As for the eyeballs thing - historically the init RC scripts at the core of RHEL and such, the basic "SYS V" init clone, was not something that was written with extreme robustness in mind, it's not like they did a whiteboarded state machine design in there. And you'd not have been able to just send patches for it in most major distros. If there's no written out spec and real sw design on your init, you'll find people are afraid to change it.
Yet, the impact of fragility was quite low, as was the size of the single tasks. Run a script. Run the next one. Don't have any temporary files. Be stateless internally except for a run counter that makes things go either towards the desired "target" or down towards the opposite.
There was no interfaces except the init command, or telinit.
In a proper unix, a init 0 simpy ends init, leaving you in limbo. Linux (for convenience and to ease live for people who don't read a manual) had already gone far away from the simplistic design, and there seems to never have been the consideration (sorry) that the init clone should be kind of "MIL-SPEC" quality.
Now we're having the same thing, and again those concerns are not the upmost, but now it takes a vastly larger part in processing tasks, in how it interfaces with the kernel, in that it is accessible to non-root users and in that it processes input outside of when a startup task is done.
Those are mere differences. The problem is that again such aspects as hardening or failing safe / failing operative state seem not considered as core things. There are some measures to that direction (i.e. if resolved automatically respawns if it gets dropped out by malicious traffic) but not a lot.
Now lets assume the development process and responsiveness on concerns would change. That would be cool. (having worked with a few alternate inits I don't think it would happen, since none of the others have been hostile in any way)

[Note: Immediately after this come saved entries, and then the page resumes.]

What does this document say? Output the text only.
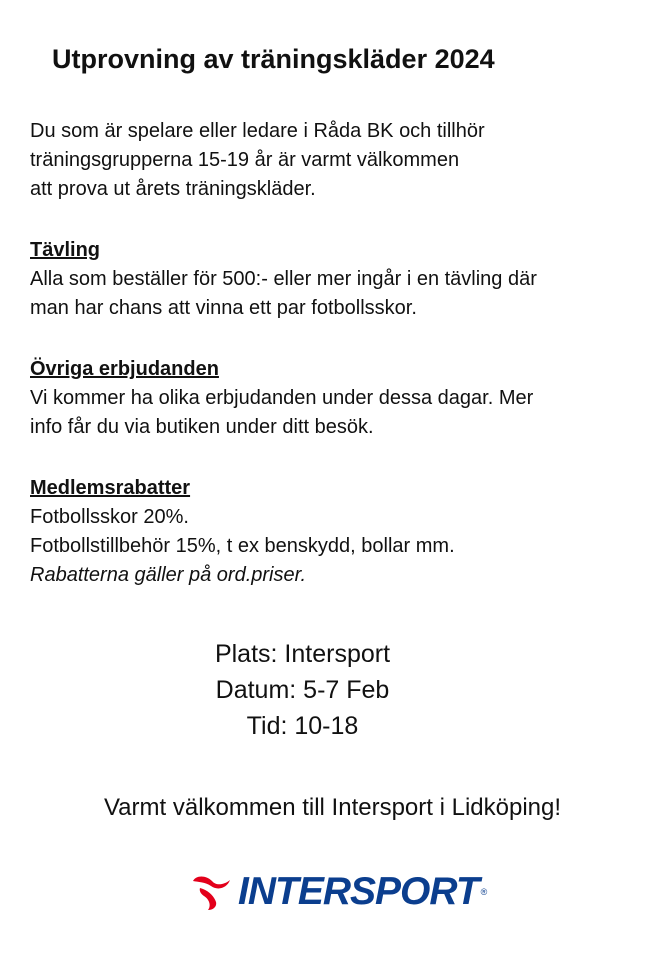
Utprovning av träningskläder 2024
Du som är spelare eller ledare i Råda BK och tillhör
träningsgrupperna 15-19 år är varmt välkommen
att prova ut årets träningskläder.
Tävling
Alla som beställer för 500:- eller mer ingår i en tävling där
man har chans att vinna ett par fotbollsskor.
Övriga erbjudanden
Vi kommer ha olika erbjudanden under dessa dagar. Mer
info får du via butiken under ditt besök.
Medlemsrabatter
Fotbollsskor 20%.
Fotbollstillbehör 15%, t ex benskydd, bollar mm.
Rabatterna gäller på ord.priser.
Plats: Intersport
Datum: 5-7 Feb
Tid: 10-18
Varmt välkommen till Intersport i Lidköping!
INTERSPORT ®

Then we're left with one problem: The many-eyeballs thing is questionable.
In the normal init system, due to the lack of interfaces, the "attack vector" is getting an init script in place, which only root can do.
Then it's allowed to do whatever it deems necessary, and you're at the mercy of the author as far as i.e. dropping privs goes. If he knows how to use su, it'll be su, if he doesn't then it'll be sudo, and so on.
But the only way he'll attack your init system is if he puts something in there that overwrites the binary/script. He'll not even easily "persist" inside it, since any variable he'd export would be squashed when the next script is run.
The language (sh, ideally, POSIX only) is to the point where you got a sec hole for every 10 years, and normally none at all.
And, I wanna stress that a bit - there's just too little to attack and no way he can get an attack it after the system is up.
Those differences are there. They can be cause for worry or not. But the "shared code base" argument is mostly moot.
The argument that you get rid of bad priv-drop wrappers has two discussion points. one, that those are either bad design (local nat is a thing) or necessities (ssh) and two, that in the sw world we've learned that for any security related issue we need to prioritize it among our worst issues, and rather overdo solving it than not.
This is not happening.
Right now few people are looking for exploits, but it's not like this is an interesting topic for sec researchers. Once that happens and meets with a billions-of-installed devices-not-getting-patched base, I'm a bit worried.
We might have benefits in the tech world. For the people who benefit from whatever our systems do, there's benefits insofar as automatically restarting services is becoming more common (because apparently it was just too hard to read up on daemontools for non-HA setups), but I don't wanna be around and need to justify if we repeat some shit like CodeRed right in our init.
Show me how to shut down that now as opposed to the footprint of a single(!) shell script being run on boot. The countermeasure has gotten a tad more complicated. And as for daemon-reexec I'm still wondering why a zypper ps -s
would still see old systemd parts in memory afterwards.
I've skipped comparing to SMF - which one of the systemd devs called "Solaris" or some parallels to AIX, like binary logging and SRC.
SMF had a very open, inclusive, thoughtful and documented design process and I think that's the big differences lie. No idea how that will ever be mended.